Cognitive reserve is the brain’s ability to efficiently use its possibilities at a mental or cognitive level (attention, concentration, memory, etc…). It has been considered that a greater cognitive reserve “compensates” in part for the memory loss caused by age and by diseases such as Alzheimer’s so that the symptoms (the moment in which the disease is detected by the family or acquaintances or by the doctor) take longer to appear because they are “covered” or compensated by a better performance of the “healthy” brain. That is, once the symptoms of deterioration begin, they can be even more rapid in people with greater cognitive reserve.
Cognitive reserve is assessed through neuropsychological tests of mental ability. It has been seen that factors that are related to a more excellent cognitive account in older people are:
higher educational level,
previous work of an intellectual nature,
involvement in leisure activities and higher levels of social relationships.
It has been suggested that these activities could stimulate the development of more or better connections within the brain.

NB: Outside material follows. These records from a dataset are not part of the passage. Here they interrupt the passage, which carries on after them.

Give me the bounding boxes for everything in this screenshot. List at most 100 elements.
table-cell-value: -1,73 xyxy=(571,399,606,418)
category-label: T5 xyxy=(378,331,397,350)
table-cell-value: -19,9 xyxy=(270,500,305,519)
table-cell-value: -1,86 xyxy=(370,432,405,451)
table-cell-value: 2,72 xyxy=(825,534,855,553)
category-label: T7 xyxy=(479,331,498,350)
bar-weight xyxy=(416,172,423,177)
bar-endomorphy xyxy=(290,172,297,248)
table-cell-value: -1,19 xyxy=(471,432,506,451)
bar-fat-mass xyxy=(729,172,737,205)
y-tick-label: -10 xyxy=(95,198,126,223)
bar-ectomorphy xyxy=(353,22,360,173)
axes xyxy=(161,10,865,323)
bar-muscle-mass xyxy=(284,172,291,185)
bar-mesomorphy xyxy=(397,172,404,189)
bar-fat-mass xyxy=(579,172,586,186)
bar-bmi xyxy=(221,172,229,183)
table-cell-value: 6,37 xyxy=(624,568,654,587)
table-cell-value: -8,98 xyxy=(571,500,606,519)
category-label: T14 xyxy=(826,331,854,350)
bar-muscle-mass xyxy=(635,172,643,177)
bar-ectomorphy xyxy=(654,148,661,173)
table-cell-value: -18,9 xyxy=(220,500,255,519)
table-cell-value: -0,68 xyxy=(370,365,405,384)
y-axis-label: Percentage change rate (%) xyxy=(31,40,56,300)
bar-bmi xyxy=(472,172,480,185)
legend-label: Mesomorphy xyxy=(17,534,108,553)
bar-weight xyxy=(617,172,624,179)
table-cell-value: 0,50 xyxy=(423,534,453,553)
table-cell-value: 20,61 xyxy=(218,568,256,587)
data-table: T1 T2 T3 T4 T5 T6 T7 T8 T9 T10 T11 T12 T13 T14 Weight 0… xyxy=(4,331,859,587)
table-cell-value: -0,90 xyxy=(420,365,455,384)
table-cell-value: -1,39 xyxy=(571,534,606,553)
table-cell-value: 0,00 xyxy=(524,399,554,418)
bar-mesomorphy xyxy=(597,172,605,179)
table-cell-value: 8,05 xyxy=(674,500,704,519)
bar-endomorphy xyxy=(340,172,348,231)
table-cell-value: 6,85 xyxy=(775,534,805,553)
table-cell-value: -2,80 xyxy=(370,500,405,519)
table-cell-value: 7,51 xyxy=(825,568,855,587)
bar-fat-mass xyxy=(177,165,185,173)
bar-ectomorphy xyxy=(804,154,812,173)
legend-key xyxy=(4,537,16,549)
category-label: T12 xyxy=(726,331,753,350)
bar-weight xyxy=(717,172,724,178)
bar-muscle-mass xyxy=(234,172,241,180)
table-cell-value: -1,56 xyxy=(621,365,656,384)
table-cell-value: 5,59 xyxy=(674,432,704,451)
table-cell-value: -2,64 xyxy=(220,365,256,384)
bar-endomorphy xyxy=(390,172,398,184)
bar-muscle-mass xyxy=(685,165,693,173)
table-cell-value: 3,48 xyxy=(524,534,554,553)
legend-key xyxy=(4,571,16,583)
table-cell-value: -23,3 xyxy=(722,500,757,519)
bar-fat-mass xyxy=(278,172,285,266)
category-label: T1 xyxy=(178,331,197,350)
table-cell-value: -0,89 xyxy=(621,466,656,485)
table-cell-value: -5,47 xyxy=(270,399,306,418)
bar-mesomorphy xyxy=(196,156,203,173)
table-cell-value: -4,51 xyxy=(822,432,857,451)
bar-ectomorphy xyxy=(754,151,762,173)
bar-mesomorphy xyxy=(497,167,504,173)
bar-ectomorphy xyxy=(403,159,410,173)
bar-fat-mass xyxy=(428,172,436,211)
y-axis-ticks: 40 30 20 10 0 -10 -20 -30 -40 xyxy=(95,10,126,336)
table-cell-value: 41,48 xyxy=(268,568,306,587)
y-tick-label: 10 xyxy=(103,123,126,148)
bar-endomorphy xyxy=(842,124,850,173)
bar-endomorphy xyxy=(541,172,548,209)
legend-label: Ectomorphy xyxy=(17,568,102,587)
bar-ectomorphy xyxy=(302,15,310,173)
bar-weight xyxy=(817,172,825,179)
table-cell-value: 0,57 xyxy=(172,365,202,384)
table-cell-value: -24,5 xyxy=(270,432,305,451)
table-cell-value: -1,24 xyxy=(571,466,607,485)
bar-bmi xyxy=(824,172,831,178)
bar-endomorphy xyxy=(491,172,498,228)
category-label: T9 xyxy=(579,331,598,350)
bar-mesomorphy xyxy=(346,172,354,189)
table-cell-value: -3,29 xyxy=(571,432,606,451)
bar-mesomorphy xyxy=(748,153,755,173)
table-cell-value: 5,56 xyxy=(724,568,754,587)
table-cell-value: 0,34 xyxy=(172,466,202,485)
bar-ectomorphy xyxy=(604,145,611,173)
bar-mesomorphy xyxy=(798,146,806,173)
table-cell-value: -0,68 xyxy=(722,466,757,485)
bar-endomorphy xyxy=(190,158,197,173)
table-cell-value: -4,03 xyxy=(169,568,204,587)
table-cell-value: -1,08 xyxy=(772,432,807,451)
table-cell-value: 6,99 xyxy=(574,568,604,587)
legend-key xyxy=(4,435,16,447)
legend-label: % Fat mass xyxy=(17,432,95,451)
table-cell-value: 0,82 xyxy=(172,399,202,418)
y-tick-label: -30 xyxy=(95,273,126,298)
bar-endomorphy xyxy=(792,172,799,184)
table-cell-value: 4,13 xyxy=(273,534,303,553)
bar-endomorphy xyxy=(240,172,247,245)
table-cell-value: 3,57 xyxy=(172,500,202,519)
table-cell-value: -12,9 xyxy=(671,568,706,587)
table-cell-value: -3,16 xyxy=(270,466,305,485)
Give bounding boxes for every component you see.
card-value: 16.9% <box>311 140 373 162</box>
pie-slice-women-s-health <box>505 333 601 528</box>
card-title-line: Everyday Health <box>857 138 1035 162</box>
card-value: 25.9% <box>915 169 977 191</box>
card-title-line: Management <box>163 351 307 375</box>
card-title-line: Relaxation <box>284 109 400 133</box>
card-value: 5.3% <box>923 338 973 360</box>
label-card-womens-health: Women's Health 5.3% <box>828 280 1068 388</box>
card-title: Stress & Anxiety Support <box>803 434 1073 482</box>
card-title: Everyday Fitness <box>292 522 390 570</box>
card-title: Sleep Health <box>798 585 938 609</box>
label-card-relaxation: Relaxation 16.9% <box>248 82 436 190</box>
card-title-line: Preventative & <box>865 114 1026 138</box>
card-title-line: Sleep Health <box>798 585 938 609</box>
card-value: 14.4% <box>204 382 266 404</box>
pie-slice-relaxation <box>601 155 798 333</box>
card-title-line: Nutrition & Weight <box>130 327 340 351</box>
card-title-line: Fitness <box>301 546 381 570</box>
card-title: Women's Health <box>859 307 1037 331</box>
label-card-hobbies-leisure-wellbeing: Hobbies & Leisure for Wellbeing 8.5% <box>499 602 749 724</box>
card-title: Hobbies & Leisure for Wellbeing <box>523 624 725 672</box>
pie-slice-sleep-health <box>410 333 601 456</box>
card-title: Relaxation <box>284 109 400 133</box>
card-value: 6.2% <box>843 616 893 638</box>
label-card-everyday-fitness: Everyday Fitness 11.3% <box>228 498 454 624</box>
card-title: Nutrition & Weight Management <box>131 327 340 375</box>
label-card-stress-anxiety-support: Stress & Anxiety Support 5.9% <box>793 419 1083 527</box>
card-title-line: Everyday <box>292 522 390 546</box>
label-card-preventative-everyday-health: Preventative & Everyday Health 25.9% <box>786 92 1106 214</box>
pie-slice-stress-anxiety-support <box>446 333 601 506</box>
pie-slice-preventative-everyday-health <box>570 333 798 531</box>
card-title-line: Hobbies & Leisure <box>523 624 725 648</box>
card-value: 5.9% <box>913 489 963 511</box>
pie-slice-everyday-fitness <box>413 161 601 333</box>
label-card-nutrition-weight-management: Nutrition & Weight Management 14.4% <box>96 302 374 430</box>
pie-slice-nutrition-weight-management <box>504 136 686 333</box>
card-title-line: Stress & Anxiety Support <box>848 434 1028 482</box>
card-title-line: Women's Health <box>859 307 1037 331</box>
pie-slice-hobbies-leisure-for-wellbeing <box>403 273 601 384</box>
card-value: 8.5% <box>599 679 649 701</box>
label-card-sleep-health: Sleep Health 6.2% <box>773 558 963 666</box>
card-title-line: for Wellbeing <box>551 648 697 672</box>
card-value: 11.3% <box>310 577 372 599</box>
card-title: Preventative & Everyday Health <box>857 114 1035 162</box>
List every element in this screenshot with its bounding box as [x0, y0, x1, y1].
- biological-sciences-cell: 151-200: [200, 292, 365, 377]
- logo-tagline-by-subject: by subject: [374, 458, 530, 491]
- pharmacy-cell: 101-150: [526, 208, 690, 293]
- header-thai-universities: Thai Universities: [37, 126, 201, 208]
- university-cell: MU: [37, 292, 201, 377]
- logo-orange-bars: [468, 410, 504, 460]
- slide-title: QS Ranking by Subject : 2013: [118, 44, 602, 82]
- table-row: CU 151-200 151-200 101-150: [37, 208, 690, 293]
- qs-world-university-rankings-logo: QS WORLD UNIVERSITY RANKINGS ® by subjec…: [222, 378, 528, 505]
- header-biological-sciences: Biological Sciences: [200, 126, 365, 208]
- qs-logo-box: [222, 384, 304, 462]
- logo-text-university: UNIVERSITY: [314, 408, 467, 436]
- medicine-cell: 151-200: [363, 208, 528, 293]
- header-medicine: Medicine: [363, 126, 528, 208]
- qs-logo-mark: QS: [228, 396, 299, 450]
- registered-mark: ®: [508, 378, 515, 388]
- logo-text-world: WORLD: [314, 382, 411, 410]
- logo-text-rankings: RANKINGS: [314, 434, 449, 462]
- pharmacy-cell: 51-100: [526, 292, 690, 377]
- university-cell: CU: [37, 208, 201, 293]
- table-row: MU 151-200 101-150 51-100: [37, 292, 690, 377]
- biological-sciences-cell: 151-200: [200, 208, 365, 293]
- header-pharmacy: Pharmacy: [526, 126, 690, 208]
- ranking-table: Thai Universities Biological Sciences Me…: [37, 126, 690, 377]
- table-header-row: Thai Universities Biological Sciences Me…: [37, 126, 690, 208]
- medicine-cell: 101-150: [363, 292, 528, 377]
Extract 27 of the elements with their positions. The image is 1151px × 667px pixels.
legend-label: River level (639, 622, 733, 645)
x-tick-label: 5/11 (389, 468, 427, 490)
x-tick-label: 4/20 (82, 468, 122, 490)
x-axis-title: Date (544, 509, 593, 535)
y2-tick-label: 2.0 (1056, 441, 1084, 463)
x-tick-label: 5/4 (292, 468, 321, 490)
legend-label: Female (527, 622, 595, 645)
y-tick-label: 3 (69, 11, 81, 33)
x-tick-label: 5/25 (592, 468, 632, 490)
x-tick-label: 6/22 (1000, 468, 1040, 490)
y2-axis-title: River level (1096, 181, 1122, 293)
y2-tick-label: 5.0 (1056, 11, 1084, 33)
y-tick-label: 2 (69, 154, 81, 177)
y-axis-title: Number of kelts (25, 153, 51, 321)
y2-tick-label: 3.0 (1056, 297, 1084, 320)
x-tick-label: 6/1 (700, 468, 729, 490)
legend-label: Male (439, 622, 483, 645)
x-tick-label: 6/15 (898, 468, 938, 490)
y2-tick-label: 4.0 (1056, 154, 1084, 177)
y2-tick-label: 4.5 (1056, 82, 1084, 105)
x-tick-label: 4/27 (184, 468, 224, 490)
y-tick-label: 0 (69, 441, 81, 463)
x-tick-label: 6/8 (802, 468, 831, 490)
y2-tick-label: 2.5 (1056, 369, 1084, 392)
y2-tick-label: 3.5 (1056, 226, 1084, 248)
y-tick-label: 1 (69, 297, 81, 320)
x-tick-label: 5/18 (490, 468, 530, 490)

Long-term studies have found that activities that stimulate brain reserve throughout middle age are associated with a lower risk of mild cognitive impairment (a problem that is not as important as dementia but often represents the beginning phase).
Although there are no direct data, we propose that hobbies and hobbies, as part of the leisure and through their relationship with physical and mental exercise and the facilitation of social relationships, very likely act beneficially on cognitive abilities and coping With the development of dementia.